The mother church then filed what it termed a “Supplementary Opposing Affidavit.”  These papers do not take the case any further than the papers already filed.  The applicant also filed a “Supplementary answering affidavit”. That affidavit was filed in answer to a query I had raised regarding the legal status of the applicant church.

I heard oral submissions in chambers on 4 and 5 December 2012.  There are three  cardinal points to be determined in this urgent chamber application, namely, whether the applicant church is bound by the prior decisions of this court and specifically by the decision of the Supreme Court in SC 48/2012 and, if not, whether the applicant church has a right to be heard and if so, whether in fact it should be heard.  The answer to these questions requires an interpretation of the scope and extent of the Supreme Court judgment in SC 48/2012.  The High Court is not the appropriate forum for that kind of exercise.  The applicant church should have approached the Supreme Court for directions.

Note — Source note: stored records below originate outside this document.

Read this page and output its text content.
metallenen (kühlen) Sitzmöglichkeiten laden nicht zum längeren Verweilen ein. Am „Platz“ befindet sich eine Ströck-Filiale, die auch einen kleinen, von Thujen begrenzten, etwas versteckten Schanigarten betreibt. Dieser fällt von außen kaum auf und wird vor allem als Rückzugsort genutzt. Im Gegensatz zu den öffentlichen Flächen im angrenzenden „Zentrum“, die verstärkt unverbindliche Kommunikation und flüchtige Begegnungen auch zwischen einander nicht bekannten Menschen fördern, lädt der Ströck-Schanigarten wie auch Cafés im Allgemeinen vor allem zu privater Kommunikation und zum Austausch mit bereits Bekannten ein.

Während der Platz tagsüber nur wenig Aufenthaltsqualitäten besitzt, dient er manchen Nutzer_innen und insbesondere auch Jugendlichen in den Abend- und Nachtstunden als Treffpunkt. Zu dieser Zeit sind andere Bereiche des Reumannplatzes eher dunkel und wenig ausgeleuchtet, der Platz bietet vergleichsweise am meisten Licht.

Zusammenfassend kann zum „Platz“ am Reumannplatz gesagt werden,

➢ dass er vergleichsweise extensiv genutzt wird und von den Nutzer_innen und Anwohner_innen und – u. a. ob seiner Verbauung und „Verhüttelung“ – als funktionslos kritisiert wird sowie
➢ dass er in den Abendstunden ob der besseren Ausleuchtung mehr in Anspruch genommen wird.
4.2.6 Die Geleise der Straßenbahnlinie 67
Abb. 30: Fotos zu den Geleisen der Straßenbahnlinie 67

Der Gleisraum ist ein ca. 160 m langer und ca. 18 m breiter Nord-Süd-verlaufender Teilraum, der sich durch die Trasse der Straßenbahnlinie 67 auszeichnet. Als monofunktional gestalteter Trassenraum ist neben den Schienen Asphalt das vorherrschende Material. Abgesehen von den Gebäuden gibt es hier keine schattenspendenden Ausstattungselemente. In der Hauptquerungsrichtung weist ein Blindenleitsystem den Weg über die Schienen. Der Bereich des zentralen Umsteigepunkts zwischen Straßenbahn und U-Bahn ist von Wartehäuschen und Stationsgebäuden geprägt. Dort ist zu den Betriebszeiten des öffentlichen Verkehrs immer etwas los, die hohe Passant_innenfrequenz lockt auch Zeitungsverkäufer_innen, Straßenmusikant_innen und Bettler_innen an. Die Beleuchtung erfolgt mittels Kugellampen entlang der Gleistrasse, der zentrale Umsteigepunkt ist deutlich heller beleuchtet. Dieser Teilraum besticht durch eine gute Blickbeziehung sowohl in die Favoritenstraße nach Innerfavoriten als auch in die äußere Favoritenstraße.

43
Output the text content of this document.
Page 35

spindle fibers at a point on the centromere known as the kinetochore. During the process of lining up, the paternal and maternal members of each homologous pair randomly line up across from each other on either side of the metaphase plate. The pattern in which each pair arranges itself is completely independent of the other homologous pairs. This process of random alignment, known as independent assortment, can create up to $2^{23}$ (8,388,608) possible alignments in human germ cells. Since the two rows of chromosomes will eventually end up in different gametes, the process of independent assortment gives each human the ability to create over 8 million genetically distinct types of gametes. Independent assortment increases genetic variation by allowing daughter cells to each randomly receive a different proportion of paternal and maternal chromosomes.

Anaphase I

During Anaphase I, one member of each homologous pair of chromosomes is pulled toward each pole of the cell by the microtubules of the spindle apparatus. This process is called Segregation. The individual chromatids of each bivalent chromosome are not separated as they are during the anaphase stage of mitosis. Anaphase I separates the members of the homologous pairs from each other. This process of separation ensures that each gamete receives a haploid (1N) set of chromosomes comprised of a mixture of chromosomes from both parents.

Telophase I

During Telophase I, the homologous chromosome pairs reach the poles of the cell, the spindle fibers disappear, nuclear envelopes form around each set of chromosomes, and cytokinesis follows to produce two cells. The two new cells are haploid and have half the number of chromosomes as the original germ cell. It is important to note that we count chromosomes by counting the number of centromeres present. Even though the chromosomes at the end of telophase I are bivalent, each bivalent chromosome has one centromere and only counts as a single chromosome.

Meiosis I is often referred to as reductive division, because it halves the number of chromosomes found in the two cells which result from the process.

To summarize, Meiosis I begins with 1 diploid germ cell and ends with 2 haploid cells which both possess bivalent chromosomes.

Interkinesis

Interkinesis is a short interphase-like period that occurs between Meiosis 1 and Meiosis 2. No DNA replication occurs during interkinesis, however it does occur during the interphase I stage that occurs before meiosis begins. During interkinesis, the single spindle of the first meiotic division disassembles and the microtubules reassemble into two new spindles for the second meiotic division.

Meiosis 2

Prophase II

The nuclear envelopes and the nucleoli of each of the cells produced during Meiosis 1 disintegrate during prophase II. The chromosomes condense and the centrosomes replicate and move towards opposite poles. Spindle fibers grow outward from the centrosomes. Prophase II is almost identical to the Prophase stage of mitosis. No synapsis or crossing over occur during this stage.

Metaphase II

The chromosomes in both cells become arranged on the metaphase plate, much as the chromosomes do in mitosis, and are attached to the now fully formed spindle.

The parties have referred me to numerous authorities in support of their respective positions.  I thank them for their diligent research and their lively arguments.  In the final analysis I agree with the mother church that this matter is res judicata – the Supreme Court has spoken.

Accordingly I hold that I have no jurisdiction to entertain this application.  For that reason I would, as I hereby do, dismiss this application with costs.